YukonU aims to bring training videos to future water treatment operators across Canada


John Widney can’t help but smile as he talks about the way students studying to be water treatment operators are being taught today.

“It would have been an easier learning process that’s for sure,” said Widney.

Widney is an instructor in the wastewater operator program at Yukon University in Whitehorse.

That process he’s referring to is a new learning tool the university is developing in partnership with the Calgary NGO Water Movement.

A QR code on a piece of equipment. (George Maratos/CBC)

For the past week Widney and Bita Malekian, a Water Movement ambassador, have been stationed in the university’s mobile water treatment plant, applying QR codes to various pieces of equipment. 

Each one of the codes will eventually be connected to a different YouTube video, available in an online learning library.

“What we’ve been doing is filming John the expert,” said Malekian. “The students just open their phone and scan it over the QR code and they are taken to the training video.”

Young woman, smiling.
Bita Malekian is an ambassador with the Calgary-based Water Movement. (George Maratos/CBC)
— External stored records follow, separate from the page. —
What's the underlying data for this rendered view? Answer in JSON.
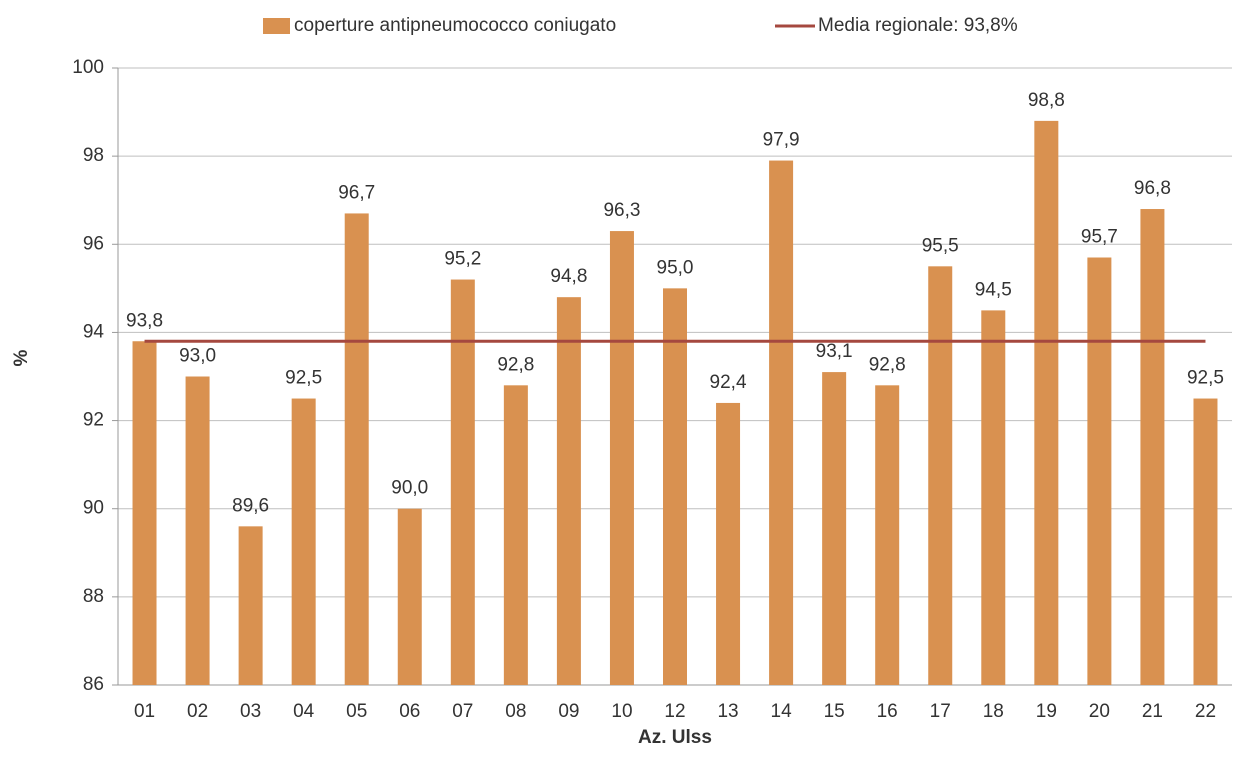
{
  "chart_data": {
    "type": "bar",
    "x_label": "Az. Ulss",
    "y_label": "%",
    "categories": [
      "01",
      "02",
      "03",
      "04",
      "05",
      "06",
      "07",
      "08",
      "09",
      "10",
      "12",
      "13",
      "14",
      "15",
      "16",
      "17",
      "18",
      "19",
      "20",
      "21",
      "22"
    ],
    "series": [
      {
        "name": "coperture antipneumococco coniugato",
        "type": "bar",
        "color": "#d99150",
        "values": [
          93.8,
          93.0,
          89.6,
          92.5,
          96.7,
          90.0,
          95.2,
          92.8,
          94.8,
          96.3,
          95.0,
          92.4,
          97.9,
          93.1,
          92.8,
          95.5,
          94.5,
          98.8,
          95.7,
          96.8,
          92.5
        ],
        "value_labels": [
          "93,8",
          "93,0",
          "89,6",
          "92,5",
          "96,7",
          "90,0",
          "95,2",
          "92,8",
          "94,8",
          "96,3",
          "95,0",
          "92,4",
          "97,9",
          "93,1",
          "92,8",
          "95,5",
          "94,5",
          "98,8",
          "95,7",
          "96,8",
          "92,5"
        ]
      },
      {
        "name": "Media regionale: 93,8%",
        "type": "line",
        "color": "#a5483f",
        "values": [
          93.8,
          93.8,
          93.8,
          93.8,
          93.8,
          93.8,
          93.8,
          93.8,
          93.8,
          93.8,
          93.8,
          93.8,
          93.8,
          93.8,
          93.8,
          93.8,
          93.8,
          93.8,
          93.8,
          93.8,
          93.8
        ]
      }
    ],
    "ylim": [
      86,
      100
    ],
    "yticks": [
      86,
      88,
      90,
      92,
      94,
      96,
      98,
      100
    ],
    "grid": true,
    "legend": "top"
  }
}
In total about 20 different videos are being created.

“It’s actually been quite the neat experience recording all the videos,” said Widney. “It’s a bit nerve-wracking to be on camera but I don’t mind because it’s a really good project, and important.”

‘Short-handed all around’

The new way of teaching could not come at a better time.

Widney, who’s worked in the industry for 20 years and operates a plant himself, estimates that only 10 per cent of water treatment jobs in the Yukon are staffed.
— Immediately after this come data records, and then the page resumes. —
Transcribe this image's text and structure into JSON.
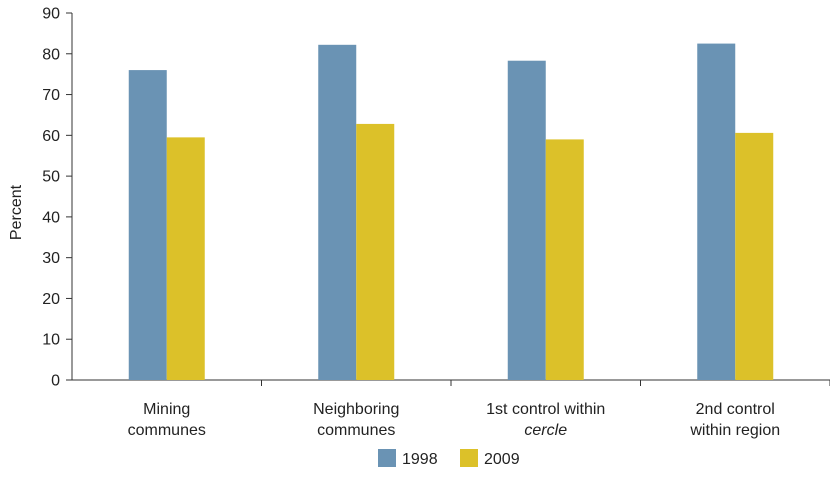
{
  "chart_data": {
    "type": "bar",
    "title": "",
    "xlabel": "",
    "ylabel": "Percent",
    "ylim": [
      0,
      90
    ],
    "yticks": [
      0,
      10,
      20,
      30,
      40,
      50,
      60,
      70,
      80,
      90
    ],
    "categories": [
      {
        "lines": [
          "Mining",
          "communes"
        ],
        "italic_lines": []
      },
      {
        "lines": [
          "Neighboring",
          "communes"
        ],
        "italic_lines": []
      },
      {
        "lines": [
          "1st control within",
          "cercle"
        ],
        "italic_lines": [
          1
        ]
      },
      {
        "lines": [
          "2nd control",
          "within region"
        ],
        "italic_lines": []
      }
    ],
    "series": [
      {
        "name": "1998",
        "color": "#6a93b4",
        "values": [
          76,
          82.2,
          78.3,
          82.5
        ]
      },
      {
        "name": "2009",
        "color": "#dcc129",
        "values": [
          59.5,
          62.8,
          59,
          60.6
        ]
      }
    ],
    "grid": false,
    "legend_position": "bottom-center"
  }
}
“Every plant that I’ve been into, they are all always looking for more operators, from the big city of Whitehorse to the village of Haines Junction to my little subdivision in the middle of nowhere — it’s short-handed all around,” said Widney.

“The water industry is so huge and it will never stop, we’ll always need water treatment for as long as we are on this planet.”

Someone holds an iPhone over a QR code sticker on a piece of equipment.
Help is just a website away for future water treatment plant operators. (George Maratos/CBC)

Once the videos created in the Yukon are complete, they will be added to Water Movement’s website.

Malekian says the intention is to provide the knowledge via their online library to whomever wants it, with the big goal being more Indigenous water operators and through that, clean water for all Canadians.

“It’s really a national shame that we still have 33 long-term water advisories in Canada,” said Malekian. “Canada has one of the largest freshwater reserves and we still see so many First Nations without access to clean water.

“Indigenous water treatment operators are really the hidden heroes working to deliver clean water to their community, and any way we can support them and provide them with resources, we’re trying to fill that gap.”

The new training videos are expected to go live on Water Movement’s website this spring.